Secondly (did any of you remember there was a secondly? Well done) grieving is a big fat hairy issue for me because I still don’t really understand what happened.
Well, yes, obviously I got pregnant, repeatedly, in my own bed, because I humped my husband.
Zombryo, I conceived completely inadvertently while humping for fun, as I hadn’t a clue I was ovulating and thought we were nowhere near The Time Of The Dutiful Shagathon yet. For fun! I conceived a baby for fun! Like a normal human female! OK, so the ‘normal human female’ part promptly went to buggery. Honestly? That makes it all the more confusing.
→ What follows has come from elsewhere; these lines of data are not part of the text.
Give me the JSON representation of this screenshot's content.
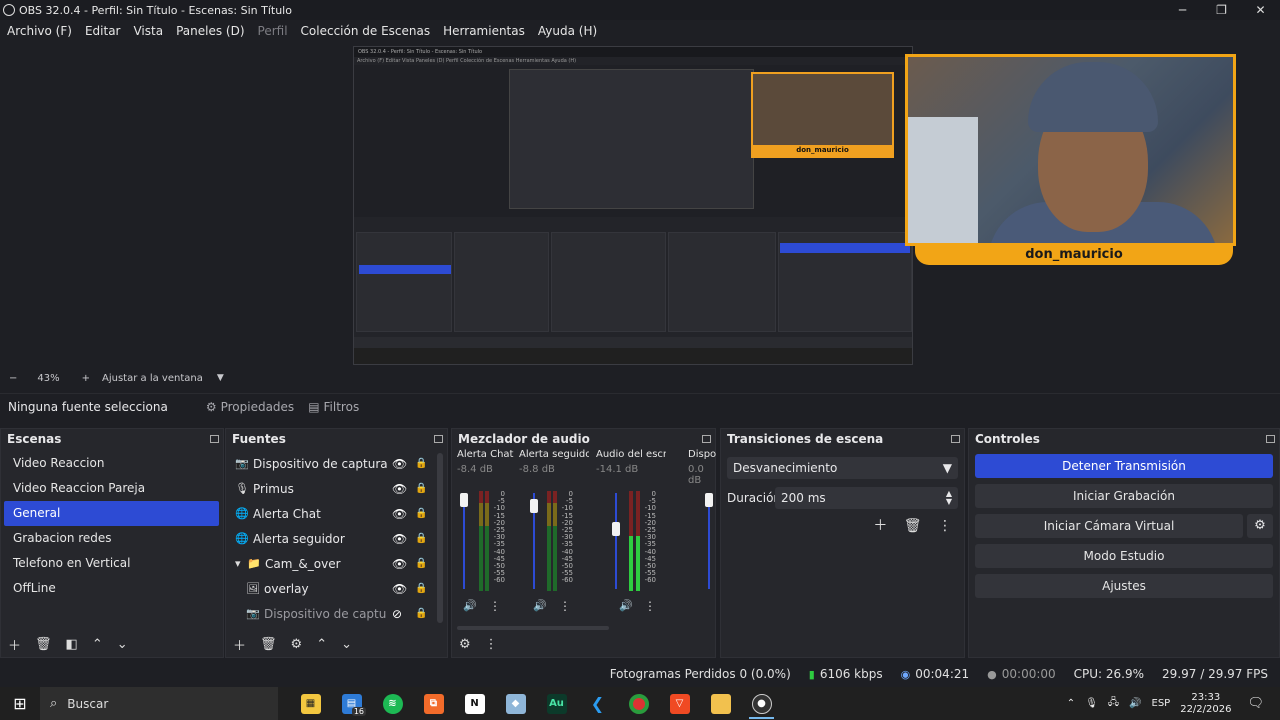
{
  "window": {
    "title": "OBS 32.0.4 - Perfil: Sin Título - Escenas: Sin Título",
    "minimize": "─",
    "maximize": "❐",
    "close": "✕"
  },
  "menu": [
    {
      "label": "Archivo (F)",
      "disabled": false
    },
    {
      "label": "Editar",
      "disabled": false
    },
    {
      "label": "Vista",
      "disabled": false
    },
    {
      "label": "Paneles (D)",
      "disabled": false
    },
    {
      "label": "Perfil",
      "disabled": true
    },
    {
      "label": "Colección de Escenas",
      "disabled": false
    },
    {
      "label": "Herramientas",
      "disabled": false
    },
    {
      "label": "Ayuda (H)",
      "disabled": false
    }
  ],
  "preview": {
    "webcam_name": "don_mauricio",
    "mini_name": "don_mauricio",
    "mini_title": "OBS 32.0.4 - Perfil: Sin Título - Escenas: Sin Título",
    "mini_menu": "Archivo (F)  Editar  Vista  Paneles (D)  Perfil  Colección de Escenas  Herramientas  Ayuda (H)"
  },
  "zoom": {
    "minus": "−",
    "level": "43%",
    "plus": "+",
    "fit_label": "Ajustar a la ventana",
    "caret": "▼"
  },
  "source_bar": {
    "no_selection": "Ninguna fuente selecciona",
    "properties": "Propiedades",
    "filters": "Filtros"
  },
  "scenes": {
    "title": "Escenas",
    "items": [
      {
        "label": "Video Reaccion",
        "active": false
      },
      {
        "label": "Video Reaccion Pareja",
        "active": false
      },
      {
        "label": "General",
        "active": true
      },
      {
        "label": "Grabacion redes",
        "active": false
      },
      {
        "label": "Telefono en Vertical",
        "active": false
      },
      {
        "label": "OffLine",
        "active": false
      }
    ]
  },
  "sources": {
    "title": "Fuentes",
    "items": [
      {
        "label": "Dispositivo de captura de video",
        "icon": "camera-icon",
        "visible": true,
        "dim": false
      },
      {
        "label": "Primus",
        "icon": "microphone-icon",
        "visible": true,
        "dim": false
      },
      {
        "label": "Alerta Chat",
        "icon": "globe-icon",
        "visible": true,
        "dim": false
      },
      {
        "label": "Alerta seguidor",
        "icon": "globe-icon",
        "visible": true,
        "dim": false
      },
      {
        "label": "Cam_&_over",
        "icon": "folder-icon",
        "visible": true,
        "dim": false
      },
      {
        "label": "overlay",
        "icon": "image-icon",
        "visible": true,
        "dim": false
      },
      {
        "label": "Dispositivo de captura de video",
        "icon": "camera-icon",
        "visible": false,
        "dim": true
      }
    ]
  },
  "mixer": {
    "title": "Mezclador de audio",
    "channels": [
      {
        "name": "Alerta Chat",
        "db": "-8.4 dB",
        "level": 1.0
      },
      {
        "name": "Alerta seguidor",
        "db": "-8.8 dB",
        "level": 0.93
      },
      {
        "name": "Audio del escritorio",
        "db": "-14.1 dB",
        "level": 0.68
      },
      {
        "name": "Dispositivo",
        "db": "0.0 dB",
        "level": 1.0
      }
    ],
    "scale": [
      "0",
      "-5",
      "-10",
      "-15",
      "-20",
      "-25",
      "-30",
      "-35",
      "-40",
      "-45",
      "-50",
      "-55",
      "-60"
    ]
  },
  "transitions": {
    "title": "Transiciones de escena",
    "selected": "Desvanecimiento",
    "duration_label": "Duración",
    "duration_value": "200 ms"
  },
  "controls": {
    "title": "Controles",
    "stop_stream": "Detener Transmisión",
    "start_recording": "Iniciar Grabación",
    "start_virtual_cam": "Iniciar Cámara Virtual",
    "studio_mode": "Modo Estudio",
    "settings": "Ajustes"
  },
  "status": {
    "dropped_frames": "Fotogramas Perdidos 0 (0.0%)",
    "bitrate": "6106 kbps",
    "stream_time": "00:04:21",
    "record_time": "00:00:00",
    "cpu": "CPU: 26.9%",
    "fps": "29.97 / 29.97 FPS"
  },
  "taskbar": {
    "search_placeholder": "Buscar",
    "badge_count": "16",
    "language": "ESP",
    "time": "23:33",
    "date": "22/2/2026"
  },
  "colors": {
    "accent": "#2d4bd4",
    "overlay_orange": "#f2a516",
    "meter_green": "#2ecc40"
  }
}
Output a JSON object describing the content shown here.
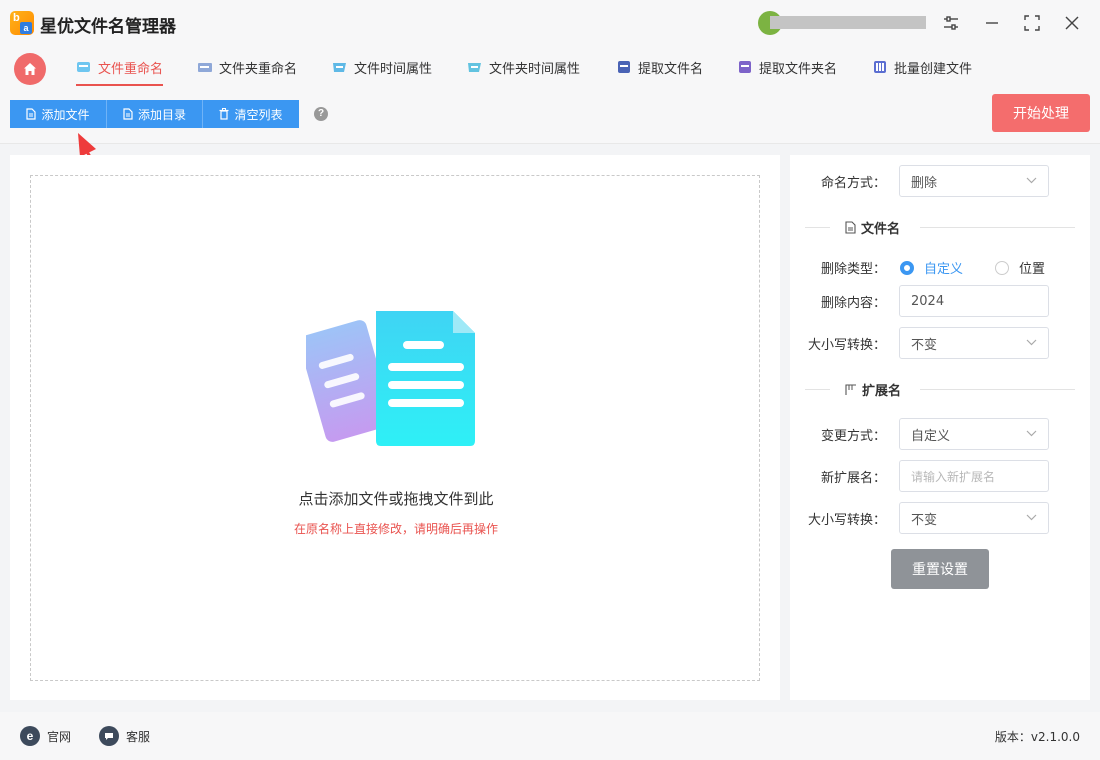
{
  "app": {
    "title": "星优文件名管理器",
    "logo_letters": [
      "b",
      "a"
    ]
  },
  "tabs": [
    {
      "label": "文件重命名",
      "active": true
    },
    {
      "label": "文件夹重命名",
      "active": false
    },
    {
      "label": "文件时间属性",
      "active": false
    },
    {
      "label": "文件夹时间属性",
      "active": false
    },
    {
      "label": "提取文件名",
      "active": false
    },
    {
      "label": "提取文件夹名",
      "active": false
    },
    {
      "label": "批量创建文件",
      "active": false
    }
  ],
  "toolbar": {
    "add_file": "添加文件",
    "add_dir": "添加目录",
    "clear_list": "清空列表",
    "help": "?",
    "start": "开始处理"
  },
  "dropzone": {
    "main_text": "点击添加文件或拖拽文件到此",
    "warning": "在原名称上直接修改，请明确后再操作"
  },
  "settings": {
    "naming_method_label": "命名方式：",
    "naming_method_value": "删除",
    "filename_section": "文件名",
    "delete_type_label": "删除类型：",
    "delete_type_options": [
      "自定义",
      "位置"
    ],
    "delete_type_selected": "自定义",
    "delete_content_label": "删除内容：",
    "delete_content_value": "2024",
    "case_label": "大小写转换：",
    "case_value": "不变",
    "ext_section": "扩展名",
    "change_method_label": "变更方式：",
    "change_method_value": "自定义",
    "new_ext_label": "新扩展名：",
    "new_ext_placeholder": "请输入新扩展名",
    "ext_case_label": "大小写转换：",
    "ext_case_value": "不变",
    "reset": "重置设置"
  },
  "footer": {
    "website": "官网",
    "support": "客服",
    "version": "版本：v2.1.0.0"
  },
  "colors": {
    "accent_blue": "#3b97f2",
    "accent_red": "#e9534f",
    "start_button": "#f46d6d",
    "reset_button": "#8f9398"
  },
  "icons": {
    "home": "home-icon",
    "file": "document-icon",
    "settings": "sliders-icon",
    "minimize": "minimize-icon",
    "maximize": "maximize-icon",
    "close": "close-icon"
  }
}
I spent three years learning the painful, ugly lesson that my PCOS and mono-ovaried state between them had made ovulating and getting pregnant near-impossible without medical intervention. It’s a weird lesson to unlearn, and I can’t quite shake it. It makes these precious, longed for, completely ruined conceptions look all the more peculiar. They couldn’t really have happened to me. That isn’t how it works. That wasn’t what we were threatened with, it wasn’t on the cards.
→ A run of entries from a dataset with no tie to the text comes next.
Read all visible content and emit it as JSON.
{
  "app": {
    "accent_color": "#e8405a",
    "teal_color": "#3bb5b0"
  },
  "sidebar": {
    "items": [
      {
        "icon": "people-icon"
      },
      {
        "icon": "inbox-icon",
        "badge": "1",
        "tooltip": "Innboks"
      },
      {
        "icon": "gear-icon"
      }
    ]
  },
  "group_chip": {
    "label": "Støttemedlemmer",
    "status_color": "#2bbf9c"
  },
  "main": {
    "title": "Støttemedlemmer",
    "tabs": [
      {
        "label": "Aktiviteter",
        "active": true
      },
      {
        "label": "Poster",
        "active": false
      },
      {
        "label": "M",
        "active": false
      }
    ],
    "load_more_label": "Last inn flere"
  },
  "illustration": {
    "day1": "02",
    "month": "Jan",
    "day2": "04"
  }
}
When I was six, I longed with the ridiculous longing of a six-year-old for a piggy-bank. I have no idea why I wanted one so, but I did. And lo, I was given one for Christmas! A splendid one, patterned with flowers on its flanks and wearing a benevolent expression of good-cheer. I owned it for less than thirty minutes before I tripped and dropped it, irretrievably, on the tile floor. Oh, it was only a bloody piggy-bank, I was only six. But that feeling? Of guilt, horror, and bewildered astonishment at the catastrophic unfairness of it all? That I remember.
Later, years later, I discovered that most of my peers had the sort of parents who would have unquestioningly replaced the damn piggy-bank. I had no idea that that was an option. In the event, it wasn’t an option my parents could consider – we were dirt poor at the time – and I have no doubt my mother was nearly as distressed over the whole stupid incident as I was, especially as she got to spend my birthday tea tweezering china shards out of my knees and palms.
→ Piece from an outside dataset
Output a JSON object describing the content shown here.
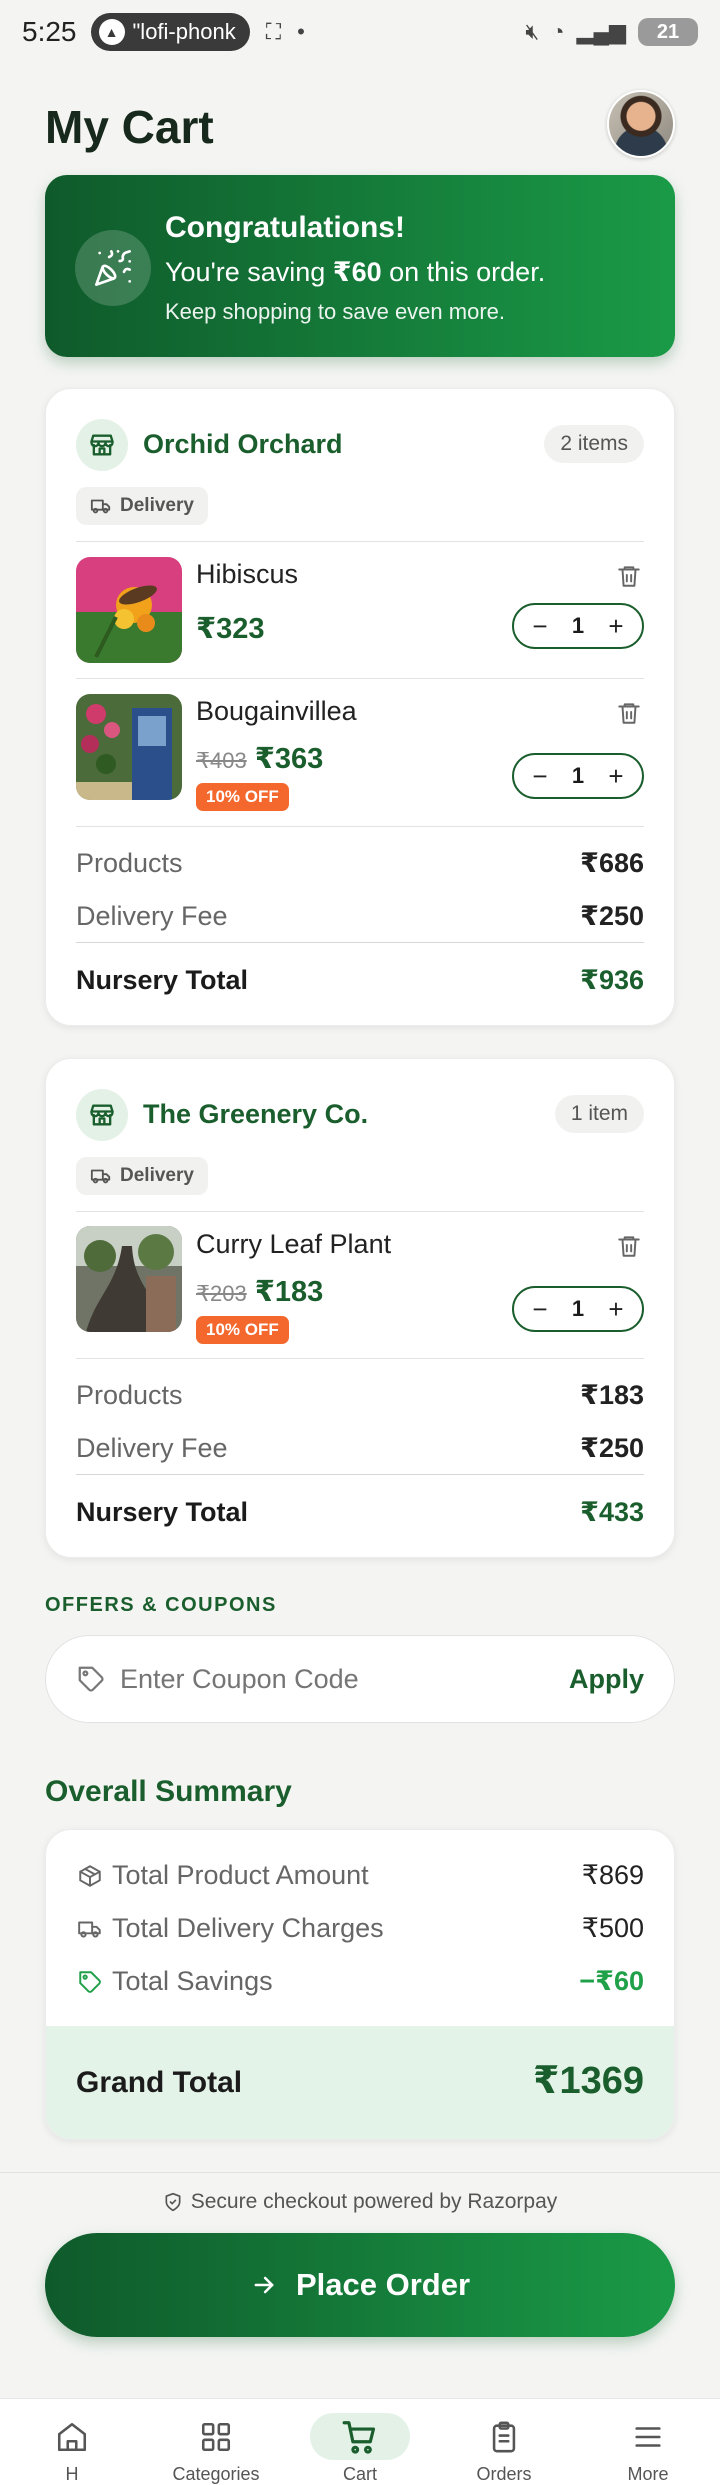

Pikaia, Flash-in-the-Pan, Zombryo, all irreplaceable. The mess and the pain of the clear-up, all unavoidable. And then there’s the senseless, pointless guilt, the rage, the longing for a do-over, the miserable bitter awareness that other people have no idea what you’re crying over, as it has never occurred to them that these things could be difficult, impossible, ruined, taken away, broken, irreplaceable, unreplaced.
To paraphrase Jane Austen, who was wise about hopeless longing, all the privilege I claim for my own kind (it is not a very enviable one; you need not covet it), is that of loving longest, when existence or when hope is gone.